On me fit assavoir (5) que mon affectueuse et douce Marguerite était affreusement maladée (6), je demandai donc audience au roi afin qu’il me libérât, il approuva une fois de plus.

Je me trouvais enfin au chevet de ma Dame, dans une chambrele éclairée par une multitude de bougies et à l’odeur d’encens, Dame Hildegarde et Père la veillaient. Le prêtre lui avait ci-devant donné l’extrême onction et elle n’attendait plus que de me voir pour partir, ce qu’elle fit aussitôt que je lui pris la main. (7). Elle s’en est allée rejoindre nos deux enfançonneaux, Jacqueline et Anne. Sans faire doute est-ce de cela qu’elle se matera (8).

Le maistre prétend qu’elle s’est éteinte pour raison d’un excès de bille, et ma gouvernante soutient que son trépas tient de trop de saignées. Mais j’ai l’intense croyance que c’est la venue du récent enfançon, ravivant ses pensées, qui lui a mis martel (9) en tête.

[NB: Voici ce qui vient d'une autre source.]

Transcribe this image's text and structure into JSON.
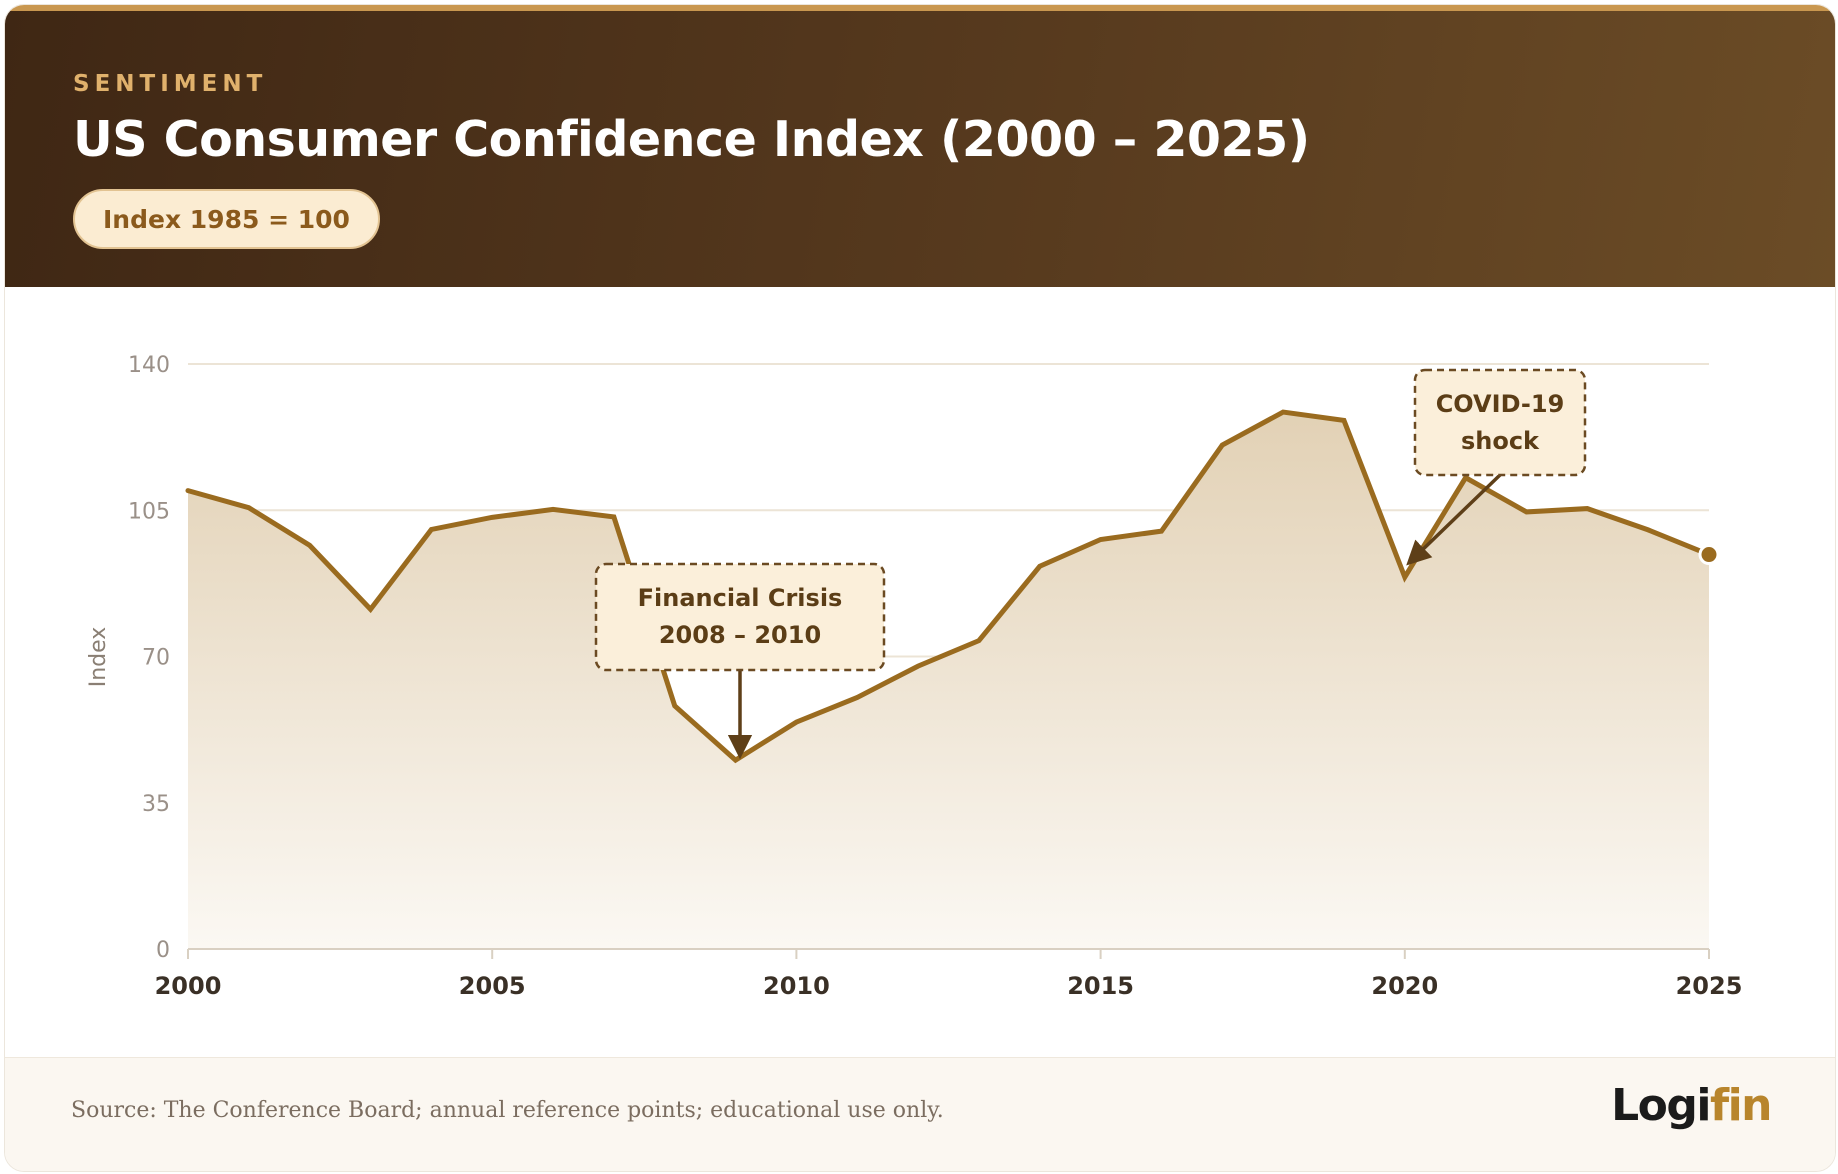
{
  "header": {
    "kicker": "SENTIMENT",
    "title": "US Consumer Confidence Index (2000 – 2025)",
    "badge": "Index 1985 = 100"
  },
  "footer": {
    "source": "Source: The Conference Board; annual reference points; educational use only.",
    "logo_part1": "Logi",
    "logo_part2": "fin"
  },
  "colors": {
    "line": "#9a6b1f",
    "area_top": "#e6d6bd",
    "grid": "#ece4d6",
    "header_bg": "#4a2f17",
    "accent": "#e0b16c"
  },
  "chart_data": {
    "type": "area",
    "title": "US Consumer Confidence Index (2000 – 2025)",
    "xlabel": "",
    "ylabel": "Index",
    "xlim": [
      2000,
      2025
    ],
    "ylim": [
      0,
      140
    ],
    "yticks": [
      0,
      35,
      70,
      105,
      140
    ],
    "xticks": [
      2000,
      2005,
      2010,
      2015,
      2020,
      2025
    ],
    "grid": true,
    "x": [
      2000,
      2001,
      2002,
      2003,
      2004,
      2005,
      2006,
      2007,
      2008,
      2009,
      2010,
      2011,
      2012,
      2013,
      2014,
      2015,
      2016,
      2017,
      2018,
      2019,
      2020,
      2021,
      2022,
      2023,
      2024,
      2025
    ],
    "values": [
      109.7,
      105.6,
      96.6,
      81.3,
      100.4,
      103.3,
      105.2,
      103.4,
      58.2,
      45.2,
      54.3,
      60.2,
      67.7,
      73.8,
      91.6,
      98.0,
      100.0,
      120.6,
      128.5,
      126.5,
      89.0,
      112.8,
      104.6,
      105.4,
      100.3,
      94.4
    ],
    "annotations": [
      {
        "line1": "Financial Crisis",
        "line2": "2008 – 2010",
        "x": 2009,
        "y": 45.2
      },
      {
        "line1": "COVID-19",
        "line2": "shock",
        "x": 2020,
        "y": 89.0
      }
    ]
  }
}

Mais à tout prendre, faut-il mieux vivre avec des remords plutôt que des regrets ?

J’ai congédié ce foutriquet de mire et c’est Dame Hildegarde qui aura la charge de nous mediciner le temps d’accueillir un nouveau maistre.

Nous avons inhumé prestement ma pauvre Marguerite à l’abbaye de Chaalis comme l’était son souhait. Notre gouvernante resta au chevet du seigneur mon père, qui est sangmesler (10).

D’affreuses idées lui martèlent l’esprit.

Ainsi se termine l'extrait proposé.